Akan tetapi dalam beberapa kesempatan berbincang santai dengannya, ia sebenarnya meragukan tanggal tersebut sebagai tanggal kelahirannya. Menurut Eko, kemungkinan hari kelahiran yang sesungguhnya adalah sekitar bulan Agustus. Ada beberapa alasan yang menjadi dasar argumentasinya.

“Kalau lahir tanggal 28 September maka bintang saya Libra. Namun rasanya sifat-sifat orang berbintang libra itu banyak yang tak sesuai dengan karakter saya,” ujarnya suatu ketika sambil tertawa. Ia dalam sebuah kesempatan bahkan bertanya kepada ibunya Albarina di rumah orang tuanya di Simpang Belinyu Desa Kelapa.

Ada sebuah peristiwa yang terjadi ketika ia lahir yang ketika dikonfirmasi kepada ibunya yang kemudian semakin meyakinkan Eko bahwa tanggal kelahirannya bukanlah 28 September 1951. Tapi semua fakta-fakta itu dinikmati saja oleh Eko.

“Ada untungnya juga buat saya. Dalam kepercayaan Jawa setiap orang memiliki hari perhitungan yang biasanya ditentukan dari hari kelahirannya. Kesalahan tanggal lahir itu pula barangkali yang menyebabkan saya beberapa kali terhindar dari upaya orang yang kurang senang dengan keberadaan saya lalu ingin membuat macam-macam,” ucapnya suatu ketika sambil tersenyum lebar.

Kembali ke soal penerbitan buku. Ide awal menerbitkan buku berasal dari kegemaran Eko membaca dan menulis. Kalau pulang dari perjalanan ke luar negeri misalnya ketika ia masih menjadi Bupati Bangka, maka tentu ia menyempatkan diri membeli buku.

Salah satu topik kegemarannya adalah soal kepemimpinan. Maka setelah Eko menyelesaikan membaca buku tersebut biasanya kami diajaknya berdiskusi membahas isi buku dimaksud. Kami yang merupakan para staf dan pembantunya tentu dengan senang hati menikmati diskusi yang akan membuka pemahaman baru tentang topik yang disampaikan. Sungguh sebuah kemewahan yang tak kami temukan lagi di masa-masa selanjutnya.

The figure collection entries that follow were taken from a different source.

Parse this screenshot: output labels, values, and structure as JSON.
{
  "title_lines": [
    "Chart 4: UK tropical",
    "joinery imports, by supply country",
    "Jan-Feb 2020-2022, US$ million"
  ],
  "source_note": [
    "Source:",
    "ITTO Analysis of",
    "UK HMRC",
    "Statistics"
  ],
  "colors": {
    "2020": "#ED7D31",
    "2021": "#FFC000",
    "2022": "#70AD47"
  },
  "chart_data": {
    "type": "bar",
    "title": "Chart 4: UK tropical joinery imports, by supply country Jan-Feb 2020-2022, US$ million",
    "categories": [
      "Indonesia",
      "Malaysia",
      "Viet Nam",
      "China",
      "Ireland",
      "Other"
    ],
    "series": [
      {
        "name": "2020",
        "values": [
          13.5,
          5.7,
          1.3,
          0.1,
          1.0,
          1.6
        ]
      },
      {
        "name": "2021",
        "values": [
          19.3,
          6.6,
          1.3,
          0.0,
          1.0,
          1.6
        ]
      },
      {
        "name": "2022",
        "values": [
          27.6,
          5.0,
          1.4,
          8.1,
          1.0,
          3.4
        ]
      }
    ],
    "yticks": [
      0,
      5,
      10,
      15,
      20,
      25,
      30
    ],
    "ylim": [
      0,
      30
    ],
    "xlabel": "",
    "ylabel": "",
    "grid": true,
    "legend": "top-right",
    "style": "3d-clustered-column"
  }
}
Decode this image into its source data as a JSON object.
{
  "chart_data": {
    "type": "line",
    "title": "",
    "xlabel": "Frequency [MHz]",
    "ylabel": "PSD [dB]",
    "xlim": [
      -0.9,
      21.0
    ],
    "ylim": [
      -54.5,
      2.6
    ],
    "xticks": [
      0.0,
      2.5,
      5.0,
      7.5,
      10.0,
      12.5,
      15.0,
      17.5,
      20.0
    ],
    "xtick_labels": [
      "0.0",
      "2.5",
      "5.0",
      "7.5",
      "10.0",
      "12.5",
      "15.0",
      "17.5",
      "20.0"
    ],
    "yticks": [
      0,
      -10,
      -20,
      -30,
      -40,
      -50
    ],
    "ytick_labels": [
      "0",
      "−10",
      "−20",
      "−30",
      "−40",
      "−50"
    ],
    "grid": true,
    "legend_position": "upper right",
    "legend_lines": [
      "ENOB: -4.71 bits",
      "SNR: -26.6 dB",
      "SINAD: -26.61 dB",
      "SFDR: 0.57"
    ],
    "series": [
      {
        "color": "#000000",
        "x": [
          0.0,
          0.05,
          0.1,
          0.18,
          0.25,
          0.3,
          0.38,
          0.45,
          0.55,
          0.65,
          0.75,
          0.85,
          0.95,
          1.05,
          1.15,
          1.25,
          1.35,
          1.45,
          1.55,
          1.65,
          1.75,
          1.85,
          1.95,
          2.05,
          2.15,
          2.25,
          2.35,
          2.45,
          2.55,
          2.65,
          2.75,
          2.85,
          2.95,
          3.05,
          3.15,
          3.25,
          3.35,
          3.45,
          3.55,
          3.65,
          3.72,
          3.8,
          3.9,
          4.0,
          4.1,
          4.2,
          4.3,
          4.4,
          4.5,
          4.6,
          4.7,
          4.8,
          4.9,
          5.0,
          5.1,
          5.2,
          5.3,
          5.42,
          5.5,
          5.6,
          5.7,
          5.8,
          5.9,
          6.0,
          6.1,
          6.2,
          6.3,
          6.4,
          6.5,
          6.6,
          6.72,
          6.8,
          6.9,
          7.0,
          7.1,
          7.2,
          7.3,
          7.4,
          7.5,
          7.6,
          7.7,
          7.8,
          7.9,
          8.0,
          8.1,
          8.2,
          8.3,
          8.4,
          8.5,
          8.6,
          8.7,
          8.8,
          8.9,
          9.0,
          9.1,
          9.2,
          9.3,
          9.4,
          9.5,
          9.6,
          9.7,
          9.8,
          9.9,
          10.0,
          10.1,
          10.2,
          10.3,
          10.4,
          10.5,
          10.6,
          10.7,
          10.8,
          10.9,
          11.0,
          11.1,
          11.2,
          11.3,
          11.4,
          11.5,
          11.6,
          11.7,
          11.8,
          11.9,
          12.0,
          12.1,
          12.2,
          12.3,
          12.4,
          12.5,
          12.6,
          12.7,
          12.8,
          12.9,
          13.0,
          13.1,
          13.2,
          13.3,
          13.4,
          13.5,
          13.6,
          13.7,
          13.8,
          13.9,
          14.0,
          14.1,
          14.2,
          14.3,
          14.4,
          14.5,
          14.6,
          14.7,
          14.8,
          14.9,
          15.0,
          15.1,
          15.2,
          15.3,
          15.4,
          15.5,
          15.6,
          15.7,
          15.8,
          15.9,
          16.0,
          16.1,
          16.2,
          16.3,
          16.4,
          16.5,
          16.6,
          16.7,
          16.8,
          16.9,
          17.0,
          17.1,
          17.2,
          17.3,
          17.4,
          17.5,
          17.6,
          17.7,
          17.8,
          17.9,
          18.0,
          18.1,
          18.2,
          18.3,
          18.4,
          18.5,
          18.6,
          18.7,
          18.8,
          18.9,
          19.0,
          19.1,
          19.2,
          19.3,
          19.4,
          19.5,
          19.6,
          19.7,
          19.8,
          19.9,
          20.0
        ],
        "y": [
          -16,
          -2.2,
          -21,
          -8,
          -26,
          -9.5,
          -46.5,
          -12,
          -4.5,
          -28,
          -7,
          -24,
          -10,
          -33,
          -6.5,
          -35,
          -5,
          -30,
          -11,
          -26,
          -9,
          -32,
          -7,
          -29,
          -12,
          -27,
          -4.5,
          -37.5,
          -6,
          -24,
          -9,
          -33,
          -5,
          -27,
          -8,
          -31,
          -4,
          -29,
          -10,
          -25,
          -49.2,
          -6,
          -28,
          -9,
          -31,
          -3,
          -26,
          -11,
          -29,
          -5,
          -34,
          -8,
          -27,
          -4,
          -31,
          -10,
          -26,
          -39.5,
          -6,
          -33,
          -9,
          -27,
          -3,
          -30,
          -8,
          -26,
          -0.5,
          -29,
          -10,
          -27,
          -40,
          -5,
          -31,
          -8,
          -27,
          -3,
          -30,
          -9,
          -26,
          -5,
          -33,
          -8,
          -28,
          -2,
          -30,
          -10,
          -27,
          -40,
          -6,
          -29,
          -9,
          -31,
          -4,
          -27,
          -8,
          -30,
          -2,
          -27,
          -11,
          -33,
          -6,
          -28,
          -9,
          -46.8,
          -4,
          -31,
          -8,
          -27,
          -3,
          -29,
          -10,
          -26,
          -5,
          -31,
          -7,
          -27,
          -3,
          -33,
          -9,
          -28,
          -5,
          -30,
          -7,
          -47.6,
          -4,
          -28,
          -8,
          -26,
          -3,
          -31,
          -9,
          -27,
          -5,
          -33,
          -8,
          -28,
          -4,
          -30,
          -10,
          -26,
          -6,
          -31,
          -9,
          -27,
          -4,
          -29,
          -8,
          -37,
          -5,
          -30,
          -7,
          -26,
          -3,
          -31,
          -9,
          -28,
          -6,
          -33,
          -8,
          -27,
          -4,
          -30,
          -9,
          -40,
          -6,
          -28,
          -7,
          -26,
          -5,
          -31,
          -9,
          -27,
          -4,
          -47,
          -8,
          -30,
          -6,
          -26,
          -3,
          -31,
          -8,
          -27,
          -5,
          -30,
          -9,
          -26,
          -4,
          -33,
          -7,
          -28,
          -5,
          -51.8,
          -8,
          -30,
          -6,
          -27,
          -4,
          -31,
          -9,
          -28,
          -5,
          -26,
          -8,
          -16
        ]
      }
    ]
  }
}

Di awal buku-buku yang diterbitkan merupakan tulisan-tulisan Eko mengenai ide-idenya tentang pembentukan provinsi. Judulnya “Bangka Belitung Menatap Masa Depan”. Diterbitkan pada September 2001. Bahan-bahan buku ini dikumpulkan oleh Albana, seorang wartawan muda Bangka Pos di Sungailiat yang juga kemudian bertindak sebagai editor di beberapa buku yang diterbitkan belakangan.